Его дружба с Сережей Есаяном и Анри стоит особняком. Начавшись в 60-е годы, она продолжалась всю жизнь. Это было редкое бескорыстное содружество, братство трех необычайно одаренных единомышленников.
Когда они собирались, начинался фейерверк остроумия, веселья и плодотворной деятельности. Как будто один лишь вид друг друга вдохновлял их к тому, чтобы сочинить, нарисовать, придумать. Слово «поэт» от греческого «пойэо» в исходном смысле означает «делаю, творю». Они все время что-то делали, когда собирались вместе. Сережа рассказывал, как он рисовал иллюстрации к басням А.Х.В.:
«Я рисовал картинку, а Алеша сидел и смотрел. Если Алеша не смеялся, я комкал рисунок и бросал в мусорную корзинку.
Когда он смеялся, это значило, что рисунок удался. Римма тем временем выуживала отвергнутые рисунки из корзинки, разглаживала их и складывала в папочку». Наверное, эта папочка так и лежит где-то в Алешином архиве.
И тут же, кстати, об архиве. После смерти Алеши он оказался отлично рассортирован, все разложено по папкам: стихи, фотографии, рисунки. Несмотря на внешне беспорядочную жизнь, он любил порядок.
Историю создания Алешиной пьесы «Бюро путешествий, или синдром Робинзона», написанной в 1982 году и поставленной по-английски шведским театром «Шахразад» в Стокгольме в 1983 году, лучше меня расскажут Вера Есаян и сам Алеша (см. настоящее издание).
Внешние факты его содружества с Анри просты. Более чем сорокалетняя дружба, постоянная переписка в стихах и в прозе почти до самого конца Алешиной жизни, разрозненные листы которой еще ждут публикации, господин редактор. Три длинных пьесы, из них одна детская, в стихах, несколько коротких, множество стихов и басен, больше сорока совместно написанных песен. И Бог знает что еще, о чем я не знаю или забыла. Когда они встречались – в Ленинграде ли, в Москве, Пскове, Париже, Тивериаде, Тюбингене или Лондоне, – происходило нечто загадочное. Анри говорит:
«Мы никогда с ним особенно ни о чем не разговаривали. Просто садились и начинали сочинять. Иногда я писал кусок, и Алеша кусок, как в «Касыде министру культуры» (в сборнике «Городские поля», изданном Сережей Есаяном с его же иллюстрациями).

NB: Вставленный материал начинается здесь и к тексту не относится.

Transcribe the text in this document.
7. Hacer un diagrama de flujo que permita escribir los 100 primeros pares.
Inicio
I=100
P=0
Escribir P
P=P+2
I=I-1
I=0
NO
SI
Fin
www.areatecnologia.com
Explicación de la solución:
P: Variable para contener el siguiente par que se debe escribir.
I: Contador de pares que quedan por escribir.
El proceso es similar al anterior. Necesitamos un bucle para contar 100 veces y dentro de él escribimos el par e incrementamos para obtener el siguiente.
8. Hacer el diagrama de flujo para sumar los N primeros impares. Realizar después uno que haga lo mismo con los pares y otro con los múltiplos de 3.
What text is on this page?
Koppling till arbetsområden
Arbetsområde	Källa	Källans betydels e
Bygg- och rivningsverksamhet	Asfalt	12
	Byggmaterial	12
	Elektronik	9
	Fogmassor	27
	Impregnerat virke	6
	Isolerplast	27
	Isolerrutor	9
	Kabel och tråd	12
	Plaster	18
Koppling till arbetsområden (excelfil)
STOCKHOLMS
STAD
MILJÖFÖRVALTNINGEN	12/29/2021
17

А иногда одну строчку я, одну он: “В полночь я вышел на прогулку// Шел в темноте по переулку// Вдруг вижу, дева гложет булку… Нет, нет, Анрик, при чем тут булка… вдруг вижу дева в закоулке… переулку – закоулке, прекрасная рифма! ” И так далее».
А вот еще:
«Когда мы сочиняли песни, я держал карандаш и бумагу, а Алеша ходил вокруг. Иногда бывало наоборот», – так Анри вешал лапшу на уши журналистке, которая пыталась допросить его об их «творческой лаборатории».
Уже в начале 60-х годов они начали пользоваться инициалами А.Х.В. для обозначения совместных сочинений. В сознании друзей их существования были как бы связаны. Если спрашивали: «Где Хвост?», следующий вопрос был: «А где Анри?» В начале 70-х, когда Алеша ездил в Салехард на какие-то гипотетические заработки, Анри даже сочинил двустишие для ответа на все такого рода расспросы:
В моей памяти живет Алеша, улыбающийся, Алеша, на гитаре играющий и поющий, а разговаривал он, я думаю, мало с кем. И только по делу. Постоянно окруженный людьми, он всегда держал дистанцию. Внутренне он, наверное, был очень одинок.
В 1989 году Алеша положил на музыку и начал исполнять стихотворение Анри «Чайник вина», и заглавие это стало чем-то вроде Алешиной эмблемы. Начиная с 80-х годов он кладет на музыку много своих старых и недавних стихотворений. В 1996 году он пишет потрясающую песню о смерти «Часы и канва». В 1998 году он пишет стихотворение «Три песни старца», положенные на музыку Камилем Чапаевым в очень интересной концепции. Их диск с записью этих песен на три гласа – настоящее музыкально-поэтическое событие. Записывались диски с «Аукцыоном», с Леонидом Федоровым, с Толей Герасимовым. Этот период я знаю плохо, пусть рассказывают другие. В 2000 году Алеша положил на музыку стихотворение Анри «Вечное» («Мои стихи не убивает время»).